A ordem chegou à biblioteca quando o espírito de Fedina e de seus homens se debatia entre sentimentos opostos: por um lado, estavam descobrindo a todo instante novas curiosidades a serem satisfeitas, estavam tomando gosto por aquelas leituras e aqueles estudos como nunca antes teriam imaginado; por outro, não viam a hora de voltar para junto das pessoas, de retomar contato com a vida, que agora lhes parecia muito mais complexa, quase renovada aos olhos deles; e, além disso, a aproximação do dia em que deveriam deixar a biblioteca enchia-os de apreensão, pois teriam de prestar contas de sua missão, e, com todas as idéias que andavam brotando em suas cabeças, não sabiam mais como sair dessa enrascada. (CALVINO, 2001, p. 78)

Assim, as leituras e a biblioteca, mesmo interditada, suscitaram nos soldados, especialmente no general Fedina, a curiosidade e o desejo de conhecer mais, para além do que procuravam e até mesmo em conflito com isso. E, para eles, ali já não bastava saber, era necessário voltar para junto das pessoas para viver e falar dessa vida tão complexa. É importante destacar, ainda, a presença do bibliotecário Crispino no conto, com sua atuação inteligente e habilidosa no cumprimento de sua missão. À medida que os soldados se perdiam entre montanhas de livros, com ideias distintas e contraditórias entre si, o velho Crispino estimulava a desorientação aparente, apresentando e falando de outros livros e autores com pensamentos ainda mais divergentes. Mas o que fazia o bibliotecário era oferecer caminhos para o desvendamento de um mundo que é, de fato, desorganizado, conflituoso, convidando cada um de seus soldados leitores a questionar o que parecia tão natural e harmônico e a pensar livremente sobre ele, com todas as suas contradições.

O senhor Crispino, silencioso dentro de suas pantufas, quase invisível dentro de seu jaleco cinza, sempre intervinha na hora certa, com um livro que a seu ver continha detalhes interessantes sobre o tema em questão, e cujo efeito era sempre de pôr à prova as convicções do general Fedina. (CALVINO, 2001, p. 77)

Procrusto e Crispino. O primeiro, organizando tudo sistemática e cruelmente, com método e sem concessões; todos do mesmo tamanho, com o mesmo formato, de acordo com um modelo previamente estabelecido. O segundo, na contramão, desorganizando o mundo, as ideias, as certezas, expondo conflitos para quem veio justamente em busca de uma história única. Procrusto atende ao desejo de muitos: governantes autoritários que reduzem a democracia às eleições, à forma de acesso ao poder, e se sentem incomodados e enraivecidos com as tentativas de participação popular na condução das políticas públicas; professores inseguros (con)formados para instruir, não para educar, que pedem silêncio e ordem todo o tempo, que não suportam extrapolar o plano de aula ou mais perguntas no lugar das respostas oferecidas nas últimas páginas dos livros didáticos, devotados ao sistema produtivo, que transforma o conhecimento em competências; bibliotecários seduzidos pela ordem de letras e números, pelos softwares de organização de acervos e arquivos, pela suspensão ou multa em função de devoluções atrasadas, mais dedicados aos livros que aos leitores.
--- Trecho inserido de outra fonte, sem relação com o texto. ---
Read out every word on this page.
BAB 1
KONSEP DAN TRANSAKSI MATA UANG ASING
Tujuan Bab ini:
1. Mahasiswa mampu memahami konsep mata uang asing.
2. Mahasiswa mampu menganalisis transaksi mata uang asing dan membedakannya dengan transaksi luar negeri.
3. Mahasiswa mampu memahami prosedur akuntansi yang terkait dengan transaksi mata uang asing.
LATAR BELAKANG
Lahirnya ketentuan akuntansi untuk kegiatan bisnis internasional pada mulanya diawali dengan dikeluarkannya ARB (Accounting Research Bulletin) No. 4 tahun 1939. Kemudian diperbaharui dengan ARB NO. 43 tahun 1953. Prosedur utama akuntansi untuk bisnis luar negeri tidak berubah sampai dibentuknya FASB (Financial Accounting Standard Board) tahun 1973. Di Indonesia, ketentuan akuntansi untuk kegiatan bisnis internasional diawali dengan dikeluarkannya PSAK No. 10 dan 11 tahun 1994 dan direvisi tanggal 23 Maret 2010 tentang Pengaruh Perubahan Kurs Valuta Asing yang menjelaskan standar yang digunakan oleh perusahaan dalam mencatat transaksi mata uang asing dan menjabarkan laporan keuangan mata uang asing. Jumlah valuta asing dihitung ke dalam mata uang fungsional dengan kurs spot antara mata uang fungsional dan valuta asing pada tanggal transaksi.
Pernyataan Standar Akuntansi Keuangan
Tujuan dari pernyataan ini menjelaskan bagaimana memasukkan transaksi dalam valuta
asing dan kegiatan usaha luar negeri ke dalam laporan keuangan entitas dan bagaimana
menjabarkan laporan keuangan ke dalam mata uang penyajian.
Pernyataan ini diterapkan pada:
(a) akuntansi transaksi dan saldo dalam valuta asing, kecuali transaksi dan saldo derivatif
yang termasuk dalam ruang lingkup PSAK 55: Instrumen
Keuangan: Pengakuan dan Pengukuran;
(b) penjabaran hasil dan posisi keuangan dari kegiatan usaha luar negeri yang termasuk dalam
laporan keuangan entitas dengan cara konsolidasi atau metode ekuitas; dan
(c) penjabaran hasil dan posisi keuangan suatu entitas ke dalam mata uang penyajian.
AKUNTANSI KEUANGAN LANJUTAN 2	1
Já Crispino incomoda a maioria, pois habilmente expõe a desordem do mundo, os conflitos humanos, a história escrita por muitos e diversos e guardada pela letra; reconhece as contradições da vida e se atreve a buscá-las cada vez mais.

As bibliotecas, não somente as públicas, têm como característica comum a guarda, a organização e a disponibilização do conhecimento registrado pela letra. Assim, dito de maneira bastante resumida, elas oferecem às pessoas a história, a literatura, a filosofia, a matemática, a física, o esoterismo, a religião, enfim, todas as formas de narrativa e de pensamento que em algum lugar e no tempo passado foram registradas por alguém pela escrita. O acesso autônomo a esse conhecimento guardado pela letra é restrito a quem sabe ler. As pessoas que não sabem ler podem acessar os que guardam os livros, mas dependem de um terceiro que decifre e muitas vezes interprete o que diz o código da letra. Para a formação de um leitor, feita na maioria das vezes pela escola, é preciso mais que a aprendizagem do código, da decodificação e até mesmo da construção de sentido do texto. É necessária a compreensão do que se faz quando se lê e, ainda, do que significa não ler.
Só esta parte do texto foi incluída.